2) The second important notion is that of assignments. In

def teh(arg1):
    arg1 = [3,2,1]

variable arg1 is local, so that the code

meh = [1,2,3]
teh(meh)

first does arg1 = meh, which means that arg1 is an additional (local) name for list meh; but doing arg1 = [3, 2, 1] is like saying "I changed my mind: arg1 will from now on be the name of a new list, [3, 2, 1]". The important thing to keep in mind here is that assignments, despite being denoted with an "equal" sign, are asymmetrical: they give to a (mutable) object on the right-and-side an additional name, given in the left-hand side (that's why you can't do [3, 2, 1] = arg1, as the left-hand side must be a name [or names]). So, arg1 = meh; arg1 = [3, 2, 1] cannot change meh.

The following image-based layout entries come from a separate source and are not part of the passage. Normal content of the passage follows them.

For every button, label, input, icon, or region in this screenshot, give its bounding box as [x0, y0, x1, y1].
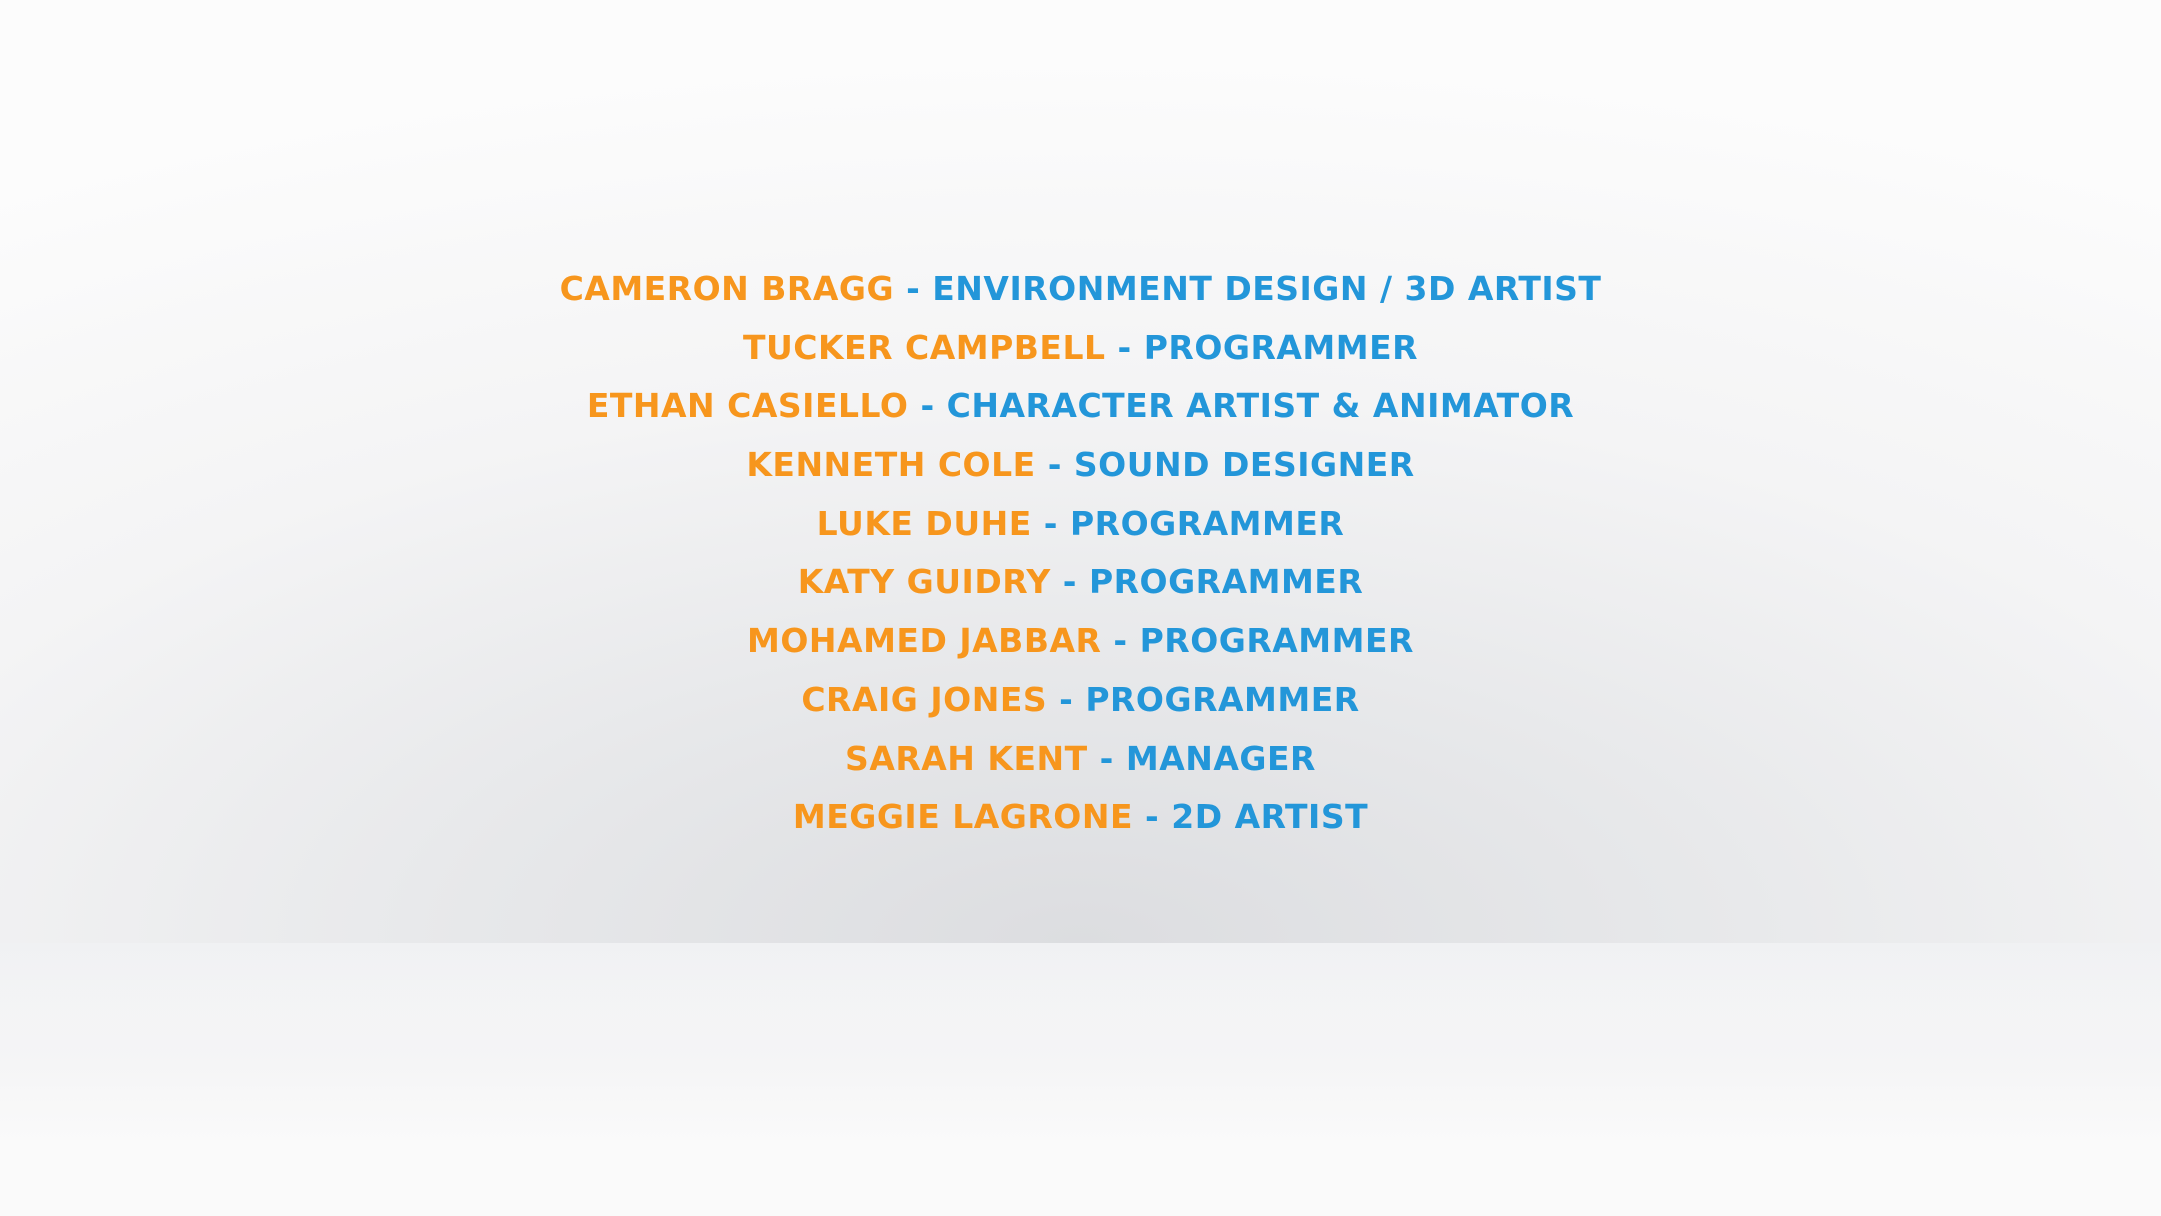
credits-list: Cameron Bragg - Environment Design / 3D …	[0, 260, 2161, 847]
credit-name: Ethan Casiello	[586, 386, 909, 426]
credit-line: Sarah Kent - Manager	[0, 730, 2161, 789]
credit-role: Manager	[1125, 738, 1316, 778]
credit-separator: -	[1043, 503, 1058, 543]
credit-role: Programmer	[1069, 503, 1345, 543]
credit-role: Programmer	[1139, 621, 1414, 661]
credit-line: Katy Guidry - Programmer	[0, 553, 2161, 612]
credit-line: Ethan Casiello - Character Artist & Anim…	[0, 377, 2161, 436]
credit-role: Programmer	[1088, 562, 1364, 602]
credit-separator: -	[1059, 679, 1074, 719]
credit-separator: -	[1047, 445, 1062, 485]
credit-line: Cameron Bragg - Environment Design / 3D …	[0, 260, 2161, 319]
credit-separator: -	[1113, 621, 1128, 661]
credit-role: Environment Design / 3D Artist	[932, 269, 1602, 308]
credit-separator: -	[1099, 738, 1114, 778]
credit-name: Kenneth Cole	[746, 445, 1036, 485]
credit-line: Meggie LaGrone - 2D Artist	[0, 788, 2161, 847]
credit-role: Sound Designer	[1073, 445, 1415, 485]
credit-line: Tucker Campbell - Programmer	[0, 319, 2161, 378]
credits-stage: Cameron Bragg - Environment Design / 3D …	[0, 0, 2161, 943]
credit-line: Kenneth Cole - Sound Designer	[0, 436, 2161, 495]
credit-line: Luke Duhe - Programmer	[0, 495, 2161, 554]
credit-line: Craig Jones - Programmer	[0, 671, 2161, 730]
credit-role: Programmer	[1085, 679, 1360, 719]
credit-role: Character Artist & Animator	[946, 386, 1575, 426]
credit-name: Katy Guidry	[797, 562, 1051, 602]
credit-role: 2D Artist	[1171, 797, 1369, 837]
credit-separator: -	[1062, 562, 1077, 602]
credit-name: Luke Duhe	[816, 503, 1032, 543]
credit-name: Tucker Campbell	[742, 327, 1106, 367]
credit-role: Programmer	[1143, 327, 1419, 367]
reflection-fade	[0, 943, 2161, 1216]
credit-name: Craig Jones	[801, 679, 1048, 719]
credit-name: Meggie LaGrone	[792, 797, 1134, 837]
credit-name: Sarah Kent	[845, 738, 1088, 778]
credit-line: Mohamed Jabbar - Programmer	[0, 612, 2161, 671]
credit-separator: -	[1145, 797, 1160, 837]
credit-name: Mohamed Jabbar	[747, 621, 1102, 661]
floor-reflection-area: Cameron Bragg - Environment Design / 3D …	[0, 943, 2161, 1216]
credit-separator: -	[906, 269, 921, 308]
credit-separator: -	[1117, 327, 1132, 367]
credit-name: Cameron Bragg	[559, 269, 895, 308]
credit-separator: -	[920, 386, 935, 426]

3) The last point is related to the question title: "passing by value" and "passing by reference" are not concepts that are relevant in Python. The relevant concepts are instead "mutable object" and "immutable object". Lists are mutable, while numbers are not, which explains what you observe. Also, your Person1 and bar1 objects are mutable (that's why you can change the person's age). You can find more information about these notions in a text tutorial and a video tutorial. Wikipedia also has some (more technical) information. An example illustrates the difference of behavior between mutable and immutable:

x = (4, 2)
y = x  # This is equivalent to copying the value (4, 2), because tuples are immutable
y += (1, 2, 3)  # This does not change x, because tuples are immutable; this does y = (4, 2) + (1, 2, 3)

x = [4, 2]
y = x  # This is equivalent to copying a pointer to the [4, 2] list
y += [1, 2, 3]  # This also changes x, because x and y are different names for the same (mutable) object

The last line is not equivalent to y = y + [1, 2, 3] because this would only put a new list object in variable y instead of changing the list referred to by both y and x.

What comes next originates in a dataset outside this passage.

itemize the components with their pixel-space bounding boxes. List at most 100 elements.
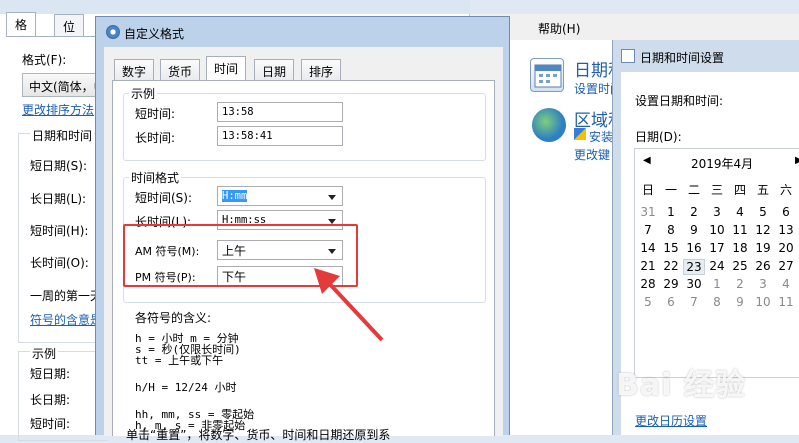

The three concepts above (variables as names [for mutable objects], asymmetrical assignment, and mutability/immutability) explain many of Python's behaviors.

Certainly, if we assign a variable a = meh and change a = [6, 6, 6], then meh will also be changed.

No, actually, it won't:

>>> meh = [1,2,3]
>>> a = meh
>>> a = [6, 6, 6]
>>> print a
[6, 6, 6]
>>> print meh
[1, 2, 3]

It's the difference between overwriting a variable and modifying the instance pointed to by a variable.

Lists, dictionaries, sets, and objects are mutable types. If you add, remove, set, get, or otherwise modify something in an instance of them, it updates everything that references that instance.

If, however, you assign a completely new instance of the type to a variable, that changes the reference stored in that variable, and thus the old referenced instance is not changed.

a = [1,2,3] # New instance
a[1] = 4    # Modifying existing instance

b = {'x':1, 'y':2} # New instance
b['x'] = 3         # Modifying existing instance

self.x = [1,2,3] # Modifying existing object instance pointed to by 'self',
                 # and creating new instance of a list to store in 'self.x'

self.x[0] = 5    # Modifying existing list instance pointed to by 'self.x'

Python does not have pass-by-value, nor pass-by-reference, but instead uses pass-by-object -- in other words, objects are passed directly into functions, and bound to the parameter name given in the function definition.

When you do spam = "green", you have bound the name spam to the string object "green"; if you then do eggs = spam you have not copied anything, you have not made reference pointers; you have simply bound another name, eggs, to the same object ("green" in this case). If you then bind spam to something else (spam = 3.14159) eggs will still be bound to "green".

In your teh function you are not changing/modifying/mutating the passed in object, you are reassigning the name arg1 to a different list. To change arg1 you want this:

def teh(arg1):
    arg1[:] = [3, 2, 1]